Con l'uscita di scena di Weber, la Germania non pare al momento di disporre del resto di candidati credibili. D'altro canto, se si seguissero indicazioni di pura e semplice spartizione geopolitica, si dovrebbe optare per un candidato del nord Europa, poiché il vice presidente della Bce, Vítor Manuel Ribeiro Constâncio è un portoghese e nel board siede l'italiano Lorenzo Bini Smaghi. E così potrebbe spuntarla l'olandese Nout Wellink, che si è autocandidato in un'intervista al Wall Street Journal.
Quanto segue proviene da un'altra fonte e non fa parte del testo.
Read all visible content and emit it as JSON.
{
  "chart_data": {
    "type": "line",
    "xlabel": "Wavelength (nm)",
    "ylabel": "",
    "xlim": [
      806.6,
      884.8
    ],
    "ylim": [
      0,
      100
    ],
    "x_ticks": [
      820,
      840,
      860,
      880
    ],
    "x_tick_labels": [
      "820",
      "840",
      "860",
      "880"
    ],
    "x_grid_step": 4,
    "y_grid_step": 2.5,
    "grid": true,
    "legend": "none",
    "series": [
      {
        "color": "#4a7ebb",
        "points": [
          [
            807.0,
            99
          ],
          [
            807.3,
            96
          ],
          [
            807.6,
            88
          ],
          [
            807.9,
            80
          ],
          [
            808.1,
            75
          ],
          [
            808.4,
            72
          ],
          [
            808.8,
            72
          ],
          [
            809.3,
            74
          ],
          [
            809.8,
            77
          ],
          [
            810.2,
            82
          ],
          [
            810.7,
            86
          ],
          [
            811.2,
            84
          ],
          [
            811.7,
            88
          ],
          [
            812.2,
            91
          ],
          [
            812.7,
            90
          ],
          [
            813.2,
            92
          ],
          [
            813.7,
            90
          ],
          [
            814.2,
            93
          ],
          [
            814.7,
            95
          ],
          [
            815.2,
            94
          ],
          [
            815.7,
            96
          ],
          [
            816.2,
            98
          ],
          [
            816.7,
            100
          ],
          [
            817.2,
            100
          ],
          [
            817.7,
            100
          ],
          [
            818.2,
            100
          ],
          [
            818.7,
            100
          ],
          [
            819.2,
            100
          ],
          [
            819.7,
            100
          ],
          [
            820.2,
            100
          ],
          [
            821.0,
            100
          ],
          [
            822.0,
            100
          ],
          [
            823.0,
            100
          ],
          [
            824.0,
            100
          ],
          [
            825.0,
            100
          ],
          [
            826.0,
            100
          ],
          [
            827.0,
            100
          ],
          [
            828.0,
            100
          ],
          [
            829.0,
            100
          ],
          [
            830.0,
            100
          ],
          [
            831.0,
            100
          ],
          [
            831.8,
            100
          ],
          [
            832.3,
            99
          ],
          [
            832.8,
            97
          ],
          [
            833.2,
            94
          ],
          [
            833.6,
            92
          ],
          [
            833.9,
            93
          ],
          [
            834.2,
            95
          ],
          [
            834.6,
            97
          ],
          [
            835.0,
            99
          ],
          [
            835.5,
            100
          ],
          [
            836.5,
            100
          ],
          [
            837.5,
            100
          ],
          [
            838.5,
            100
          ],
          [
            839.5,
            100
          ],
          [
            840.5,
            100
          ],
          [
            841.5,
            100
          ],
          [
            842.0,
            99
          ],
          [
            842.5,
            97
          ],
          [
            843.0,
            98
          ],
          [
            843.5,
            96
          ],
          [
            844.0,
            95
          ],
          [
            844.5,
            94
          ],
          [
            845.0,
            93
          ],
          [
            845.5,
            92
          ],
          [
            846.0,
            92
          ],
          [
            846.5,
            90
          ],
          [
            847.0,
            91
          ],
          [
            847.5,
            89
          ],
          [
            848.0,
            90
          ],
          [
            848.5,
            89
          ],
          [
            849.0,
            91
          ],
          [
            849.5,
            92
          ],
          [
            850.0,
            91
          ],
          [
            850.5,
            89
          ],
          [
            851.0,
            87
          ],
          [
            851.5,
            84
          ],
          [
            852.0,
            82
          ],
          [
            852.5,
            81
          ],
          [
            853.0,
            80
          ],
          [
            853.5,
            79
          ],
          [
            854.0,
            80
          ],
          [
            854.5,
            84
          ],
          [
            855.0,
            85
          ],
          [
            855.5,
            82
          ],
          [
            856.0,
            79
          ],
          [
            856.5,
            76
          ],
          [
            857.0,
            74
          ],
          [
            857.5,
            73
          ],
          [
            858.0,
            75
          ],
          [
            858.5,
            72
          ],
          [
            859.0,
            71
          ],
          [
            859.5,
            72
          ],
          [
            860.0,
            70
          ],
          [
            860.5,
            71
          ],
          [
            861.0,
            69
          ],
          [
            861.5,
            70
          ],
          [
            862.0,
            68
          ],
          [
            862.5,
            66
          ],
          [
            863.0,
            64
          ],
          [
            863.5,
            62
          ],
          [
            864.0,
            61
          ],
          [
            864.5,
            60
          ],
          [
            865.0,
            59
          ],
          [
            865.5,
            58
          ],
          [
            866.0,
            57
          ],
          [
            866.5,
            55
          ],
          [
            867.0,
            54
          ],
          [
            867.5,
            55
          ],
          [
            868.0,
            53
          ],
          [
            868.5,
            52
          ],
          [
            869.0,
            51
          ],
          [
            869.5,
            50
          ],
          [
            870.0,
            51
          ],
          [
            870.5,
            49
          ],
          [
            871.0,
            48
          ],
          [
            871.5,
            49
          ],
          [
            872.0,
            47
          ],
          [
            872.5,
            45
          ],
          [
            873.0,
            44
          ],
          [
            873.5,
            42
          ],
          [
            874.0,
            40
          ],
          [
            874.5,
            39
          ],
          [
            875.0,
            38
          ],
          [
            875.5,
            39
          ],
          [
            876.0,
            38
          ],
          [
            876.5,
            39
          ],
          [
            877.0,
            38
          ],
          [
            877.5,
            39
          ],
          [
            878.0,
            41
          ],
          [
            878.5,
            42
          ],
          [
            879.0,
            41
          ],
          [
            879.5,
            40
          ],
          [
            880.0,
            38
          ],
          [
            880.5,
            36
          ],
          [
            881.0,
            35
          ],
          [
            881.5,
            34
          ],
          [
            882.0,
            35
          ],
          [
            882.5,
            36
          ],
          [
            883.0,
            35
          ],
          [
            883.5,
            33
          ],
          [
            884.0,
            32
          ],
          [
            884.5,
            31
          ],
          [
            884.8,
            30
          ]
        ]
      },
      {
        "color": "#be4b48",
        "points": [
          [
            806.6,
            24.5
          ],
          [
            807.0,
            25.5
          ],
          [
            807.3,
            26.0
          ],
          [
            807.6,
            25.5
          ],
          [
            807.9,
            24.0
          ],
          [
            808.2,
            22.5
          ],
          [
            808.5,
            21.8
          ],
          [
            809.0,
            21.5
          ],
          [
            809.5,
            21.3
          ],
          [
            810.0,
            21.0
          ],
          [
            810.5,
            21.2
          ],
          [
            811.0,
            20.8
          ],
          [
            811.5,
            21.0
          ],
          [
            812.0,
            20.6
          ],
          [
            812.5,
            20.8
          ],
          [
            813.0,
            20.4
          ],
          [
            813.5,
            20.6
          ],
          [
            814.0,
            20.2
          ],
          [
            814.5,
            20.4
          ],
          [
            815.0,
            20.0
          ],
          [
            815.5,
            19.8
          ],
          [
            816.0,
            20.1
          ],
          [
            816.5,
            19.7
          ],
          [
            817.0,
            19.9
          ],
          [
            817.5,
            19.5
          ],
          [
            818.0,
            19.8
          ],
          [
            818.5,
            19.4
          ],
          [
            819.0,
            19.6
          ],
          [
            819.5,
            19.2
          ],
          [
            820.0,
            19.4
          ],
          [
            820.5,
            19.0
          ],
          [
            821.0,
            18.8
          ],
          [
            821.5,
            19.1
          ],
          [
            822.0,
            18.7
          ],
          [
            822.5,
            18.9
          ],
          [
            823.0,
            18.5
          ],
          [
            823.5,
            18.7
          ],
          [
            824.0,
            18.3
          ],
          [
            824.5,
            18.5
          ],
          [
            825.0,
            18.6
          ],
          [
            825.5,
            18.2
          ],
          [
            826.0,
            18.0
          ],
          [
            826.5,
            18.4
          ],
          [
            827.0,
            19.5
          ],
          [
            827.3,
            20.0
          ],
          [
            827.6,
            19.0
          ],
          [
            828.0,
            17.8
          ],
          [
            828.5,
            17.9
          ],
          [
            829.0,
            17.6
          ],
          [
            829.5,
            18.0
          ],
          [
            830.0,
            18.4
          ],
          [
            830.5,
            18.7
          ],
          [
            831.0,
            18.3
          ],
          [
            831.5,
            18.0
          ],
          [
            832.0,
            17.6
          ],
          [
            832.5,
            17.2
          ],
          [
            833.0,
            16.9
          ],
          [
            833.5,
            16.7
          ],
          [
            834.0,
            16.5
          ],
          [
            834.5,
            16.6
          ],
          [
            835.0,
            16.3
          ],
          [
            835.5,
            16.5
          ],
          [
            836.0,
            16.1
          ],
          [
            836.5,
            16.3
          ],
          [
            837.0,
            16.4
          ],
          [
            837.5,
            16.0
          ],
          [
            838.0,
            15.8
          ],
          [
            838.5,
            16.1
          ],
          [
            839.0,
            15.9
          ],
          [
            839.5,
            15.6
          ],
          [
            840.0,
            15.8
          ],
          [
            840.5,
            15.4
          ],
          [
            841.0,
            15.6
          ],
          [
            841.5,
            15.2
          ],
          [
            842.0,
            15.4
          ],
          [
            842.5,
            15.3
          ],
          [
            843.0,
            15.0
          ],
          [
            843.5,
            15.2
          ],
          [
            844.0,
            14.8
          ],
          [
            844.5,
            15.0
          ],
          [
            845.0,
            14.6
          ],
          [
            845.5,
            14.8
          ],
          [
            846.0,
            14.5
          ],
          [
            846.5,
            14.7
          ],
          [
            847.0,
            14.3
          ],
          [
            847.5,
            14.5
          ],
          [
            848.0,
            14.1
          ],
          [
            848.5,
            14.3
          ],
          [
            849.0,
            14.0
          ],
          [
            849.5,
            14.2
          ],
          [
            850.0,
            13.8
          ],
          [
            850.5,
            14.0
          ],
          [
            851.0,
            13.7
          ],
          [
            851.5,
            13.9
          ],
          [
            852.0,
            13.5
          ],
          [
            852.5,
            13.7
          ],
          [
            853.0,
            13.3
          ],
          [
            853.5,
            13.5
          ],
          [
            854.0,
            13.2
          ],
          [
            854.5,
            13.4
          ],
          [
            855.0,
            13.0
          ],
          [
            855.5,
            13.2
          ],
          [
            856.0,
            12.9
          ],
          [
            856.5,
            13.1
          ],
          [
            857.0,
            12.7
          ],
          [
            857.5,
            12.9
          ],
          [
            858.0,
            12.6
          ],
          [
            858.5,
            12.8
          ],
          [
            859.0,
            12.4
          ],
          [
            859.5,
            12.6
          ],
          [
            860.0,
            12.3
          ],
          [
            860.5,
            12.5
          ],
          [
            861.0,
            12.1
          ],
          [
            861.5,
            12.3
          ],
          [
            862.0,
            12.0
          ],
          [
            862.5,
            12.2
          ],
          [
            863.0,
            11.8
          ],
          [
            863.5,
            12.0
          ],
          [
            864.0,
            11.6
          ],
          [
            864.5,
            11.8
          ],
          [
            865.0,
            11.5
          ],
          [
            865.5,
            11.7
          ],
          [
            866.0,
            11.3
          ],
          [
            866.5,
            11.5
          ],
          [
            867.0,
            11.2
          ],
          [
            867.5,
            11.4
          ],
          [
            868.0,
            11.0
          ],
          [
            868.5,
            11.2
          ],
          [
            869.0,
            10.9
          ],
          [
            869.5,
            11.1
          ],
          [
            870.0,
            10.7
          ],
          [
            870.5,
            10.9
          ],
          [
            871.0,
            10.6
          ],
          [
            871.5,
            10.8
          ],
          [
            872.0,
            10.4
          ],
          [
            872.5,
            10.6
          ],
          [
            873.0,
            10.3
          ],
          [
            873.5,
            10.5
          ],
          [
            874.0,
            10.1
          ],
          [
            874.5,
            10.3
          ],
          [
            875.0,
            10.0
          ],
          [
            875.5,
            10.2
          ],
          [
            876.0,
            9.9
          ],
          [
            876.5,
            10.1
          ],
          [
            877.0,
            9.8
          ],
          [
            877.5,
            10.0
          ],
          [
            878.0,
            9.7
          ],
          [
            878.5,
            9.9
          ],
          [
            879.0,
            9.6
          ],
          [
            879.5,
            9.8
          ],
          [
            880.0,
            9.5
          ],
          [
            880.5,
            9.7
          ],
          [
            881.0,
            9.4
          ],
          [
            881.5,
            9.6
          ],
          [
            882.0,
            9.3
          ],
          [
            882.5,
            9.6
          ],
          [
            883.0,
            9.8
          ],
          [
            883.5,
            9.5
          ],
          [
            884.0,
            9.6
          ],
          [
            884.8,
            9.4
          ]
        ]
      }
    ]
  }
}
La prudente offensiva diplomatica di Napolitano si ferma qui. Dopo il fallimento di diverse candidature italiane, da Mario Mauro a Massimo D'Alema, occorre procedere con i piedi di piombo. D'altro canto - spiega - questo non è certo compito dei presidenti della Repubblica. Di certo, dopo nomine non proprio di primissimo piano ai vertici europei, è forse il tempo di far valere appunto la competenza e il prestigio internazionale nelle poltrone che contano. È la replica ad alcuni articoli apparsi sulla stampa tedesca, da ultimo il quotidiano popolare Bild. Si registra peraltro la posizione di Joseph Ackermann, presidente di Deutsche Bank, favorevole alla candidadura di Draghi, giudicata «eccellente. Guardo con favore anche a quella di Erkki Liikanen».